Hamas rocket lands in Israel
Israeli soldiers survey the remains of a rocket that was fired from the Gaza Strip over the border on Friday, Dec. 19, 2014. The military said it was the third rocket fired from Gaza since the end of the July-August conflict. No Palestinian group claimed responsibility for the attack. Reuters/Ilan Assayag

An Israeli aircraft bombed a Hamas base in southern Gaza on Friday, in the first attack on Gaza since the end of the war this summer. The bombing was in retaliation for a Hamas rocket that landed in southern Israel earlier in the day. No casualties were reported by either party, and residents on the ground in Gaza took the exchange in stride and said their focus is still reconstruction, the residents said.

Friday's rocket attack on southern Israel marked the third time since the end of the war that militants fired into the country. Israel did not retaliate after the first two incidents. The 50-day war in Gaza killed more than 2,200 Palestinians and 73 Israelis.

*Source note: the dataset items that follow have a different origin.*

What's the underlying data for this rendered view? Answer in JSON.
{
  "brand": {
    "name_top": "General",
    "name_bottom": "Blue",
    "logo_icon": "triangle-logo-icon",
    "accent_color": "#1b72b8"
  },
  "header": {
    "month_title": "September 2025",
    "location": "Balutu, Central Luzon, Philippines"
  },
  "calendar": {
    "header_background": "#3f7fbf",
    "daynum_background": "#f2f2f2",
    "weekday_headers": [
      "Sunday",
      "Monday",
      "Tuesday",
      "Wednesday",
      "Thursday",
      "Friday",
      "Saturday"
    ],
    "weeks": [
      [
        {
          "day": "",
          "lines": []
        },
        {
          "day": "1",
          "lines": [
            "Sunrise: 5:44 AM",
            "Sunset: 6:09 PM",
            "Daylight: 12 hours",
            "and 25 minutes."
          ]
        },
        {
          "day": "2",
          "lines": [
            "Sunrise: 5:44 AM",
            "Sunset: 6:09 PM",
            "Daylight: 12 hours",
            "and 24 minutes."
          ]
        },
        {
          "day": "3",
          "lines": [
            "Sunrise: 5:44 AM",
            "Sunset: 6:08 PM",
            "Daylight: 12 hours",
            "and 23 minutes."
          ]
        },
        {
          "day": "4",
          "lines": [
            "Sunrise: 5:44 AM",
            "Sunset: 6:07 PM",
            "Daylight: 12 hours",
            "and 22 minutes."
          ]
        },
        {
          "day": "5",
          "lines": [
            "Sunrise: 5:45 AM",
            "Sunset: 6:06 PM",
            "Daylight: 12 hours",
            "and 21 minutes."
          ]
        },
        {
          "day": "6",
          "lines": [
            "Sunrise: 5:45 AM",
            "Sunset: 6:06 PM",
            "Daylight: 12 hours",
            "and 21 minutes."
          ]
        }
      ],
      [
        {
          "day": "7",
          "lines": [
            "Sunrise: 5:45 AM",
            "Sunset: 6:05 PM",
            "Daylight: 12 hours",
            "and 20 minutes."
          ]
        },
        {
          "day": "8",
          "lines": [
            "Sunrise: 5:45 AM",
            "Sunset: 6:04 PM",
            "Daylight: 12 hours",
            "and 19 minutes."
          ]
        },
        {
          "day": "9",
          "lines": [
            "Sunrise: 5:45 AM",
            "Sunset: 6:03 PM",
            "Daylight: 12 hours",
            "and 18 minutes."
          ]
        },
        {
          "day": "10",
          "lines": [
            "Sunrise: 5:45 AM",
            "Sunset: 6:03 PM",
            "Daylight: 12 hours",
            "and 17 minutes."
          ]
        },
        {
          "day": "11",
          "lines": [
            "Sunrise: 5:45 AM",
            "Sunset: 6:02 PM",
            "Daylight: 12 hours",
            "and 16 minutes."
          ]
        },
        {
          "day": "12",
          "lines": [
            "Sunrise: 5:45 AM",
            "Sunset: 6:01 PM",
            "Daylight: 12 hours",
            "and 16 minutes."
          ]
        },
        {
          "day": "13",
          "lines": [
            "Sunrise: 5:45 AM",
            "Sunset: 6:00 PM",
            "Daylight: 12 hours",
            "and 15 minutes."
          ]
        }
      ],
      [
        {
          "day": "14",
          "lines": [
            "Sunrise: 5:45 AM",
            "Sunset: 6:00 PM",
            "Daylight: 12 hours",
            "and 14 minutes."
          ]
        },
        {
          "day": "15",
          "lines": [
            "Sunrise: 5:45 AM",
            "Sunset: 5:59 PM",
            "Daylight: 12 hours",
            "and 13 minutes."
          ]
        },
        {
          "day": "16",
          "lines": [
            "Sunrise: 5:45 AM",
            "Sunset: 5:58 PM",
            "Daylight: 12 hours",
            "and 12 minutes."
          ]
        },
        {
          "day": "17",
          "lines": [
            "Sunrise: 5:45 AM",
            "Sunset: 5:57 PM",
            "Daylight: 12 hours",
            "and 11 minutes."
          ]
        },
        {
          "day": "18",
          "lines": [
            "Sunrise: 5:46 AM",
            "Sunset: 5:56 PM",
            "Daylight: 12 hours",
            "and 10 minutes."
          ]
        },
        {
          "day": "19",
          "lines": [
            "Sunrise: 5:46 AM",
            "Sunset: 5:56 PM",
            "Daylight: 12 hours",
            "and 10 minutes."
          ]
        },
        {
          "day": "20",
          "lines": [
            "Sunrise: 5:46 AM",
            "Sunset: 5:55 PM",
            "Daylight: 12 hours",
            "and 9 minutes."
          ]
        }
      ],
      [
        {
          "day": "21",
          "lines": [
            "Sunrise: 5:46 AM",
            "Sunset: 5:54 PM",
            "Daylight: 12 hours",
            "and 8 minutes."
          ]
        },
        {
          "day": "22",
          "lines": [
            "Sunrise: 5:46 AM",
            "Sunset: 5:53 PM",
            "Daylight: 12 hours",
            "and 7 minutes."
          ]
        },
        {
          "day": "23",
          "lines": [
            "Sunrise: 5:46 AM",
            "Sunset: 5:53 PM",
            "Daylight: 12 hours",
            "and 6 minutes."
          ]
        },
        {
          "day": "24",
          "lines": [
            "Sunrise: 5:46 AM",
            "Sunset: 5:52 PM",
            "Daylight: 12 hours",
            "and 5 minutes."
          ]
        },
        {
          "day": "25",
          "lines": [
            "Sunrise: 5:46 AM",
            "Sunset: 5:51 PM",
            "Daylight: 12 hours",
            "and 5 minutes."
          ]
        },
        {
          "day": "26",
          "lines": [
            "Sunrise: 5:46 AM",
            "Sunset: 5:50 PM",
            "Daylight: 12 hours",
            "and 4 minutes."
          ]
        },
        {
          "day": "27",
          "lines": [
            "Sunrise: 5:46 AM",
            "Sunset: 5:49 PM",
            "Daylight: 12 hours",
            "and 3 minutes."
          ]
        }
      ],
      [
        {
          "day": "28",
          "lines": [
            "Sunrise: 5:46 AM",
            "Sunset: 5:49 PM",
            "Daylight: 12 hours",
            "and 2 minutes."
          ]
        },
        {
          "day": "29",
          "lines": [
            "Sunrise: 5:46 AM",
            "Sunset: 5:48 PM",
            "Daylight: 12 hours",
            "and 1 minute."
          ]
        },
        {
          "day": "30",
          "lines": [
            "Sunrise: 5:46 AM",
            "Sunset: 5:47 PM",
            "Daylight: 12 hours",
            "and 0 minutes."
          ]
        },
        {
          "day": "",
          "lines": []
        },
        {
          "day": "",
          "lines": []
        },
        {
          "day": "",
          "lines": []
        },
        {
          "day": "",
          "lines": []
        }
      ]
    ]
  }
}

Palestinian officials complained Monday that international donors have failed to deliver billions of dollars in aid money that was expected to help rebuild Gaza. According to figures from the United Nations, about 96,000 homes in Gaza were damaged from the war, which left about 100,000 people homeless. International donors said at the end of the war that they would pledge $2.7 billion. But Palestinian Deputy Prime Minister Mohammed Mustafa said "not even one penny" has been received, the Associated Press reported.

Reconstruction efforts were left to humanitarian and other aid organizations on the ground because the governing structures in Gaza and the West Bank, Hamas and the Palestinian Authority, were stretched too thin. Hamas had limited funds and, after Israel destroyed what it said was a majority of the group’s smuggling tunnels, had no way of getting construction materials into Gaza, blockaded by both Israel and Egypt.

In the past six years, Palestinians in Gaza have rebuilt their homes twice as a result of wars with Israel. At the end of previous wars, in 2009 and 2012, the Palestinian Authority, which was in charge in Gaza until 2006, worked with donors and wealthy Arabs to help reconstruct homes and businesses. It also negotiated with Israel to allow construction materials to enter the Gaza Strip. In the most recent wave of violence, factories and warehouses that held construction materials in the Strip have been destroyed by fighting.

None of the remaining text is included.